While interned in England, Mr.. learns that he was awarded the Nobel Prize in Chemistry for 1944. 'for the discovery of fission of heavy nuclei'. He was allowed to return to Germany in 1946, at the end of that same year he was awarded the Nobel Prize in Stockholm. In his speech at the presentation of the laureate Arne Tizelius, . Member of the Royal Swedish Academy of Sciences, . said: 'The opening of the splitting of heavy nuclei has led to such effects, . that we, . humanity, . look forward with great expectations, . but also with great fear for our future '.,
. In his Nobel lecture Mr.
. followed the path traversed by research from the natural transmutation of uranium, open Antoine Henri Becquerel, for nuclear fission. In conclusion, he quoted a passage from a lecture Frederic Joliot-Curie, he delivered his acceptance in 1935. Nobel Prize, in which the French physicist warned of the grave danger of nuclear energy. "The fact that ten years ago was the fruit of the imagination, 'delusional imagination', today has become somewhat threatening reality '. Turning to the audience and answering the question of whether to use nuclear energy for peaceful purposes or for destruction, Mr.. said: 'The answer should be given without hesitation, that, undoubtedly, the world's scientists will make every effort to win the first alternative. "

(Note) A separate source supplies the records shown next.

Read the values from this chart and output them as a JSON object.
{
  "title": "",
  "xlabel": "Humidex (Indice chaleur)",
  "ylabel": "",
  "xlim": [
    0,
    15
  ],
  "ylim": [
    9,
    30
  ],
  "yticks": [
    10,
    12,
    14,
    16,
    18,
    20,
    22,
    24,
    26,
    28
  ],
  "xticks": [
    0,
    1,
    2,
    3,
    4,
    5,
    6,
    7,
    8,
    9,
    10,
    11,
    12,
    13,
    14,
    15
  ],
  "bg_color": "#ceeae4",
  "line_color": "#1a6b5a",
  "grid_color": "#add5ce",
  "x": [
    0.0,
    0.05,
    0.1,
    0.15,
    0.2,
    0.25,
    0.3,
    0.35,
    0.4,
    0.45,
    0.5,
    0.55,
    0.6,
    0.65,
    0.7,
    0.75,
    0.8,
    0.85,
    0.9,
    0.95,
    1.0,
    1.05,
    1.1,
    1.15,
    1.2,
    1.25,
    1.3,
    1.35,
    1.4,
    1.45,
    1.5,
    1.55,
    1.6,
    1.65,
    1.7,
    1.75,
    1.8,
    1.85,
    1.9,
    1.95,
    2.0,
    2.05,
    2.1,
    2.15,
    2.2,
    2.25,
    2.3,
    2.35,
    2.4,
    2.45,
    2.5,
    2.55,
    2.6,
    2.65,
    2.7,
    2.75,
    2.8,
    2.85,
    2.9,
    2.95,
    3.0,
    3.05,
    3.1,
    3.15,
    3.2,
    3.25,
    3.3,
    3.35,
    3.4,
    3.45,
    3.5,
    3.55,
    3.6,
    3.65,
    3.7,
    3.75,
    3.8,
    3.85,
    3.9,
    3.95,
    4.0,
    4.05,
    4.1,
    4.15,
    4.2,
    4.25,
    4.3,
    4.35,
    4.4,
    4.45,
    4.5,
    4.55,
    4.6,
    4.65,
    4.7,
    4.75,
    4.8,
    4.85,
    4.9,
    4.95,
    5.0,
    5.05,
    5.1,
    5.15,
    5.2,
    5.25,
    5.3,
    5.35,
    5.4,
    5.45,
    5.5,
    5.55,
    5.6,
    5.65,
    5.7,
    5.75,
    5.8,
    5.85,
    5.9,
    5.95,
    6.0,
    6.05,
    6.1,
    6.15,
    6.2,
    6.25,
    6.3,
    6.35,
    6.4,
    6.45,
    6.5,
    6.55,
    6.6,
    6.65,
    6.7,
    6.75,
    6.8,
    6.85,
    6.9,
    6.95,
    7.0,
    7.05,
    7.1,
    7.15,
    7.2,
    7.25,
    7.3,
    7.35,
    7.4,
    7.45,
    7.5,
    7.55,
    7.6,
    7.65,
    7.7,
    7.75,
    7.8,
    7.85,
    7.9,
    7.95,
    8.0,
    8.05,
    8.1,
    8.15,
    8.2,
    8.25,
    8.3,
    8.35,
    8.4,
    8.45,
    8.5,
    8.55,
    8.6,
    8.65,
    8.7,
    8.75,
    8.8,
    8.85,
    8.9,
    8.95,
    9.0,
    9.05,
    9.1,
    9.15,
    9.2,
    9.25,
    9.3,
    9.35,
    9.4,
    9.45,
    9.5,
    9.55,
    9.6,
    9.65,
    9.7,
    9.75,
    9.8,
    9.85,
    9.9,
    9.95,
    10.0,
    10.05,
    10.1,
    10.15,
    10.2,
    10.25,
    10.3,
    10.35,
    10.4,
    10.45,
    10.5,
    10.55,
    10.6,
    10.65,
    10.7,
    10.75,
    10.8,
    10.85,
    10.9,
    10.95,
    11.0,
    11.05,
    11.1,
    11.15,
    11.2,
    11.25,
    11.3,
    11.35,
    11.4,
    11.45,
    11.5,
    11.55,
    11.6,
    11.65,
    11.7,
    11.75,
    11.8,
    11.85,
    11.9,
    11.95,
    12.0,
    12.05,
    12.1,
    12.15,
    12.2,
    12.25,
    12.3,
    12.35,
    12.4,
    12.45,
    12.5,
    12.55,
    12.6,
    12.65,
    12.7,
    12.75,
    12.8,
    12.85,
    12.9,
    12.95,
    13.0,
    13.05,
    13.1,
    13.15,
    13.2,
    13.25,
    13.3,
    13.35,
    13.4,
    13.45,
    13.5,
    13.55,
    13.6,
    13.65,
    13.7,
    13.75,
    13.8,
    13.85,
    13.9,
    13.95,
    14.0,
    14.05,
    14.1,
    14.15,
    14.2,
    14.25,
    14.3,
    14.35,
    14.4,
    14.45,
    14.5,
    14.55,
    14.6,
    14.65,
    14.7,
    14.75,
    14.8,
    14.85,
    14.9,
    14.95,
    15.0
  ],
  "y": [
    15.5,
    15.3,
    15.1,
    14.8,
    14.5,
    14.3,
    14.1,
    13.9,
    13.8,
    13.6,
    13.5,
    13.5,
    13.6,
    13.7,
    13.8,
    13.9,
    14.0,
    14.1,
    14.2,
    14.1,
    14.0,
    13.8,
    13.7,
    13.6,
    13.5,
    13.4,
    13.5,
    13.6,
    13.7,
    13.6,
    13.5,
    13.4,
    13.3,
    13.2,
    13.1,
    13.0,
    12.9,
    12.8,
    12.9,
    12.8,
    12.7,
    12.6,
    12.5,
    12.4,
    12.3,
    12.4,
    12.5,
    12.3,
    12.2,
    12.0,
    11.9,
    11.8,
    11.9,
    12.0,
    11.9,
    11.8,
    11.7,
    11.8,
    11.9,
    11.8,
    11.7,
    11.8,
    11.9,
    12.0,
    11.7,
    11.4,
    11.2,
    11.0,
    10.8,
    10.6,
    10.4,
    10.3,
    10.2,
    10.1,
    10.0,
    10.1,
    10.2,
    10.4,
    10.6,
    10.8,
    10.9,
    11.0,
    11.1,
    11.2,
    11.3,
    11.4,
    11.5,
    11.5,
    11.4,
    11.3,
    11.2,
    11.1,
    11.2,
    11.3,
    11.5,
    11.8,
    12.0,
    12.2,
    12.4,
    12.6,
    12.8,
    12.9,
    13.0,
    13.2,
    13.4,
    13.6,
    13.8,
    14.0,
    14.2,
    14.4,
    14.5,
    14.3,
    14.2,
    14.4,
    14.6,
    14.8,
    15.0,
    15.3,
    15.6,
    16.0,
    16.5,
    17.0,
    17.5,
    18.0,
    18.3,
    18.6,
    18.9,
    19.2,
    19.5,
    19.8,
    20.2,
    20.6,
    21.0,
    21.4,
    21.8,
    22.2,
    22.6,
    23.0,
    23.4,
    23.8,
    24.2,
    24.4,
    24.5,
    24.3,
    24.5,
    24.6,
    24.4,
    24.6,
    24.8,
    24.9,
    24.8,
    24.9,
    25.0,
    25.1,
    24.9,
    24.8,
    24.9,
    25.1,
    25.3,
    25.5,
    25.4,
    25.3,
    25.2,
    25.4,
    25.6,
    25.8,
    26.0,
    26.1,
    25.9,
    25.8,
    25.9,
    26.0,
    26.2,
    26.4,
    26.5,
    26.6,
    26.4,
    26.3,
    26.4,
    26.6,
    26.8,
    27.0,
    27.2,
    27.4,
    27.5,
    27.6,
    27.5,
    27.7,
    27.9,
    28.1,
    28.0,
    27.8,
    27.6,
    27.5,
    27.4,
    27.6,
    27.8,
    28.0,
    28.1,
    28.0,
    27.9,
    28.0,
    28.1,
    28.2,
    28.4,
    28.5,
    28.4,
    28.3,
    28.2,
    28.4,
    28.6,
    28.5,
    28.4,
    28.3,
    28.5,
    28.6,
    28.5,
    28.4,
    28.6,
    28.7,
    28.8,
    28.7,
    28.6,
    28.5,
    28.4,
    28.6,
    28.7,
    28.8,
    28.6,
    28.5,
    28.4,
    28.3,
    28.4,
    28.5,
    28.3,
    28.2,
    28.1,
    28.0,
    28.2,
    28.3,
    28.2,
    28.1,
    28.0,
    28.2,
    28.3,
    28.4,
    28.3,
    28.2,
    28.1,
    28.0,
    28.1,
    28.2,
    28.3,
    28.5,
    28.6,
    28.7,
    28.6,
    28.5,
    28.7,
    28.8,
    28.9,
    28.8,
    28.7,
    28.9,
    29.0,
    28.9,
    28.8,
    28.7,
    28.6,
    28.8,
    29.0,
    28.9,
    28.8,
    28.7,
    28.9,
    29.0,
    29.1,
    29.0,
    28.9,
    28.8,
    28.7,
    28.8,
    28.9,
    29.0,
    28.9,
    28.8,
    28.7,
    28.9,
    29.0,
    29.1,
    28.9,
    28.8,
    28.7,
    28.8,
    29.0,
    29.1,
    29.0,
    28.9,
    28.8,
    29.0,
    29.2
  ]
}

In 1946, Mr.. G. became president of the Kaiser Wilhelm Society, renamed the Max Planck Society. He devoted much attention to the reorganization germanskogo scientific community. Speaking with public warnings about the dangers posed by the atomic bomb, he consolidated many physicists, fears the consequences of improving the weapons. In 1959, Mr.. its 80-year anniversary, it was announced that the Institute of Nuclear Research in Berlin, will be renamed the Institute name Ghana - Meitner and Max Planck Institute for Chemistry in Mainz will be the Institute of Otto Hahn. A year later, Mr.. resigned from his post as President of the Max Planck Society.

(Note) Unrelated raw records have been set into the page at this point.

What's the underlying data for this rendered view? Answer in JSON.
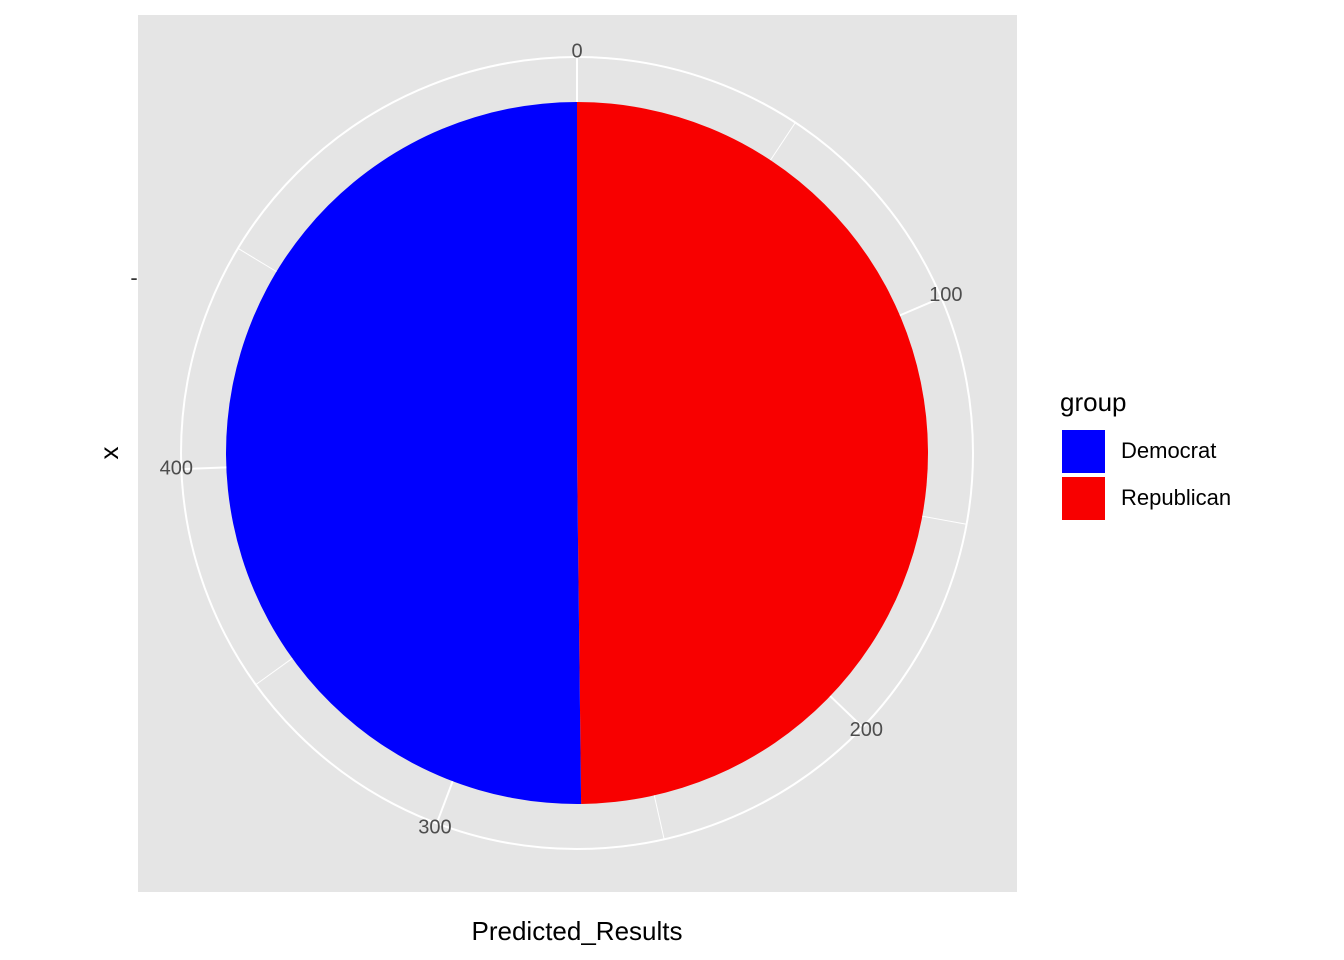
{
  "chart_data": {
    "type": "pie",
    "title": "",
    "xlabel": "Predicted_Results",
    "ylabel": "x",
    "y_tick_label": "-",
    "theta_axis": {
      "range": [
        0,
        538
      ],
      "ticks": [
        0,
        100,
        200,
        300,
        400
      ],
      "tick_labels": [
        "0",
        "100",
        "200",
        "300",
        "400"
      ]
    },
    "slices": [
      {
        "name": "Republican",
        "value": 268,
        "color": "#f80000"
      },
      {
        "name": "Democrat",
        "value": 270,
        "color": "#0000ff"
      }
    ],
    "legend": {
      "title": "group",
      "placement": "right",
      "entries": [
        {
          "label": "Democrat",
          "color": "#0000ff"
        },
        {
          "label": "Republican",
          "color": "#f80000"
        }
      ]
    },
    "panel_background": "#e5e5e5",
    "grid_color": "#ffffff"
  }
}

In 1913, Mr.. G. Yunghans married Edith, daughter of the chairman Shtettinskogo City Council. They had an only son. Shortly after retirement, when he was 811 odes, his son and daughter were killed in France in an automobile accident, and he cared for his wife, who by that time become invalid, and his grandson. G. died July 28, 1968, Mr.. after the fall, leading to a change in the cervical spine.
Among the many honorary awards r. received a medal of Emil Fischer Germanskogo Chemical Society (1922), . Stanislao Cannizzaro prize of the Royal Academy of Sciences in Rome (1938), . Medal of the Max Planck Germanskogo Physical Society (1949), . gold Paracelsus Swiss Chemical Society (1953) and the Faraday Medal of the British Society of Chemistry (1956),
. He was a member of academies around the world, had numerous honorary academic degrees and was an officer of the Legion of Honor of France.